Circular Reasoning

and you shall love the LORD you God with all your heart and with all your soul and with all your strength Deuteronomy 6:5

Strength – Most Christians think that this verse is about parts of my spiritual anatomy.  So, we refer to the quotation of this verse in Matthew 22:37 or Mark 12:30 or Luke 10:27 and we end up with my heart, my soul and my mind (or something like that).  That’s a real stretch, especially when this Hebrew word (me’od) isn’t even a noun.  It’s used 300 times in Scripture, and almost always as an adverb, something that modifies an action, not a thing.  Most of the time it means “exceeding” or “great” or “much”, like the way it is used in Genesis 1:31 or Exodus 1:7 (“exceedingly good”).  Literally, we might translate this commandment like “love the Lord your God with all your heart and soul and exceeding-ness.”  Of course, that contorts the language so badly we can’t stand it.  Rabbinic scholars opt for “with all your resources,” but that’s just another noun in place of a modifier.  What are we supposed to do?

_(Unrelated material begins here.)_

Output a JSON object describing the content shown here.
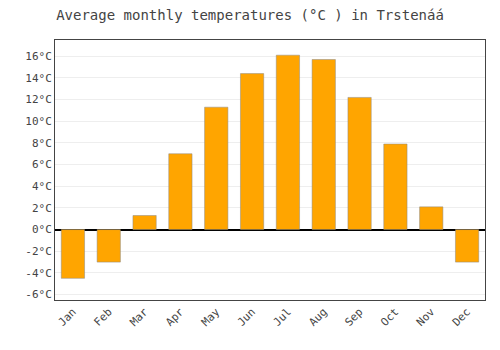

You might say, “So what?  I get the idea.  Isn’t that good enough?”  You might be right, but what if God has something really important in mind here and we miss it, just because it is difficult to grasp?  Jesus quoted this as the greatest commandment.  That should be motivation enough to dig deeper.  Fortunately, someone used the shovel for us.

McBride suggests that this commandment is not about parts of my body at all.  It is rather about concentric circles of interest, like a bull’s eye target.  The deepest, inside circle is the “heart.”  The Hebrew is lev, the seat of my will, emotion and intellect – in other words, my entire personality.  The next circle is “soul”, how we commonly translate the Hebrew nephesh.  This is not the “soul” in opposition to the body.  That idea is Greek.  Nephesh is the full embodiment of the person, the whole self, the unity of flesh and blood I call “me.”  Then there is one more circle – the me’od.  That circle covers all that I influence, all that I have stewardship over in the world.  In other words, all that my person and my body affects – the extension of who I am in the world.

Seen this way, the commandment is totally encompassing.  It is not just about the parts of me.  It is about me in relationship to myself, my presence in this world and my effect on the world.  The commandment is the call to let God be the Lord of all that I am, embodied here and now, in community and interaction with what is.

Do you suppose that Jesus made a little play on words (in Hebrew) when He said that this is the greatest commandment?  It is the me’od commandment about me’od.

Now you will have to go back to Matthew, Mark and Luke and re-write those verses.  You might even have to ask forgiveness for restricting God’s sovereignty to some Greek idea of body parts.